The new figures show, however, that GDP rose by 0.1% in the final quarter of 2010. There was no fall. Some would say the ONS saved the Bank from an error, in that any hike in early 2011 would have been reversed a year later when the eurozone crisis intensified. Maybe, but it would have re-established the principle that rates can go up as well remain stuck at just above zero.

History is history. What do the figures tell us about what is happening to the economy now? There is some evidence of a slight slowdown in growth in the third quarter but the broad picture is encouraging.

The caricature of Britain’s recovery presented by the new Labour leader and his shadow chancellor at their party conference last week was just that. In the past 18 months more growth has come from net trade (exports minus imports) and investment combined than from consumer spending.

There has been no debt-fuelled splurge. Real household incomes have risen by more since early 2014 than consumer spending. Even the current account deficit, Britain’s Achilles heel, has improved; the deficit in the second quarter, 3.6% of GDP, being just over half the alarming 6.3% of GDP gap recorded in the final quarter of last year.

We may also be moving beyond the productivity crisis. As had been suggested by the GDP and employment figures, output per hour rose by 0.9% in the second quarter, hitting a new record but – more importantly - showing decent growth.

Instead of strong employment, weak wages and stagnant productivity, the new phase looks to be one of slower employment growth, bigger pay rises and a return to something like normal productivity growth. The figures also suggest that inflation will not be at zero for too long.
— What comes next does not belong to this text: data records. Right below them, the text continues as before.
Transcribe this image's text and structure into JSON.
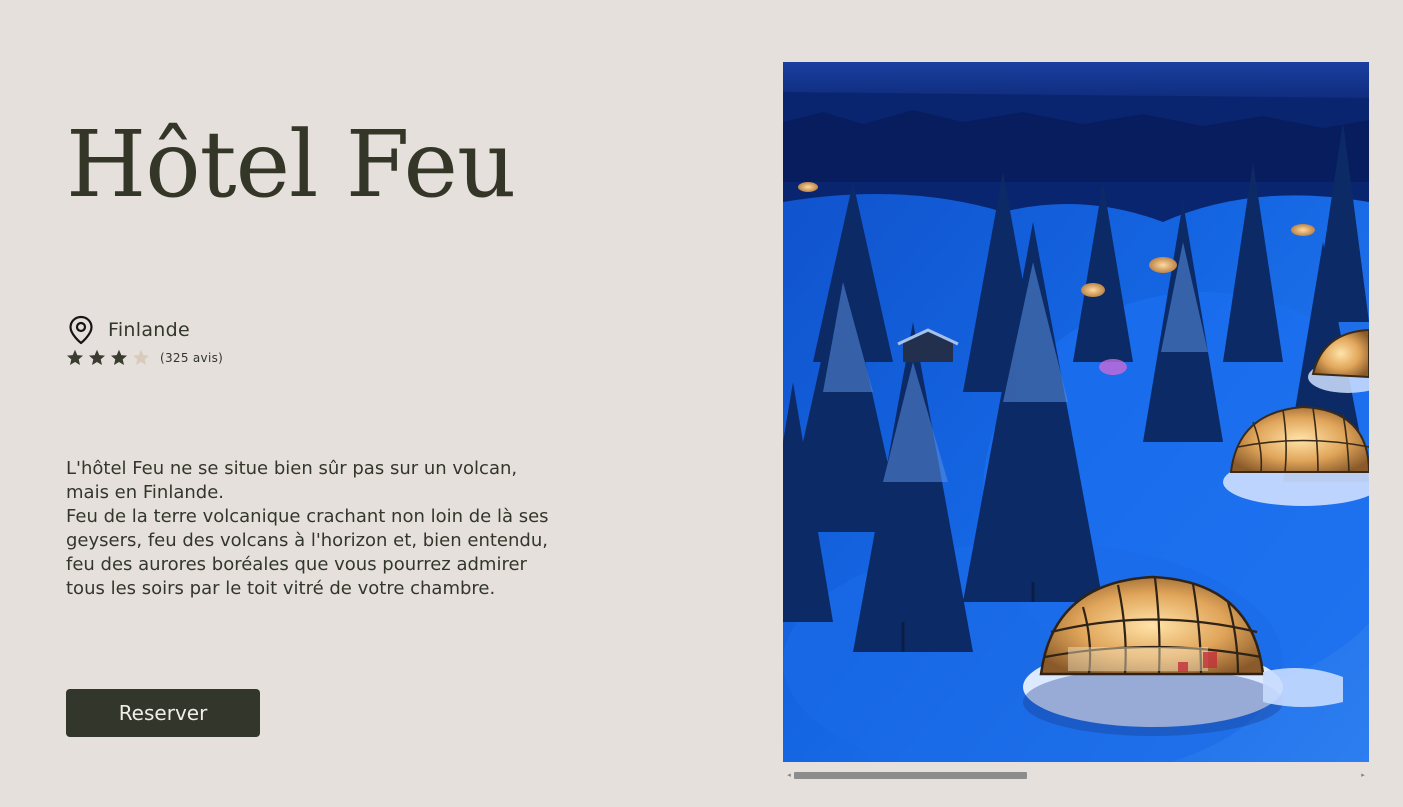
{
  "hotel": {
    "name": "Hôtel Feu",
    "location": "Finlande",
    "rating": {
      "value": 3,
      "max": 4,
      "reviews_label": "(325 avis)"
    },
    "description": "L'hôtel Feu ne se situe bien sûr pas sur un volcan,\nmais en Finlande.\nFeu de la terre volcanique crachant non loin de là ses\ngeysers, feu des volcans à l'horizon et, bien entendu,\nfeu des aurores boréales que vous pourrez admirer\ntous les soirs par le toit vitré de votre chambre.",
    "cta_label": "Reserver"
  },
  "gallery": {
    "scroll_position": 0.0
  },
  "icons": {
    "location": "map-pin-icon",
    "star_filled": "star-filled-icon",
    "star_empty": "star-empty-icon",
    "scroll_left": "chevron-left-icon",
    "scroll_right": "chevron-right-icon"
  },
  "colors": {
    "background": "#e6e0dd",
    "text": "#33362a",
    "button_bg": "#33362a",
    "button_text": "#f1ede9",
    "star_filled": "#3a3c30",
    "star_empty": "#d8cbbd"
  }
}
The rise in unit wage costs over the past year, 2.2%, was the strongest for three years. Much more of this and the MPC will start to think a lot more seriously about higher interest rates.

There remain challenges. The current account and budget deficits may be down but they are still too big for comfort. Productivity is 15% below where it would be had it followed its pre-crisis path, even after the latest improvement. Manufacturing is going through a stagnant phase.

The rewriting of history by the official statisticians reminds us, however, that even when things appear grim, they are often better than they seem Some of us knew this. Everybody should know it.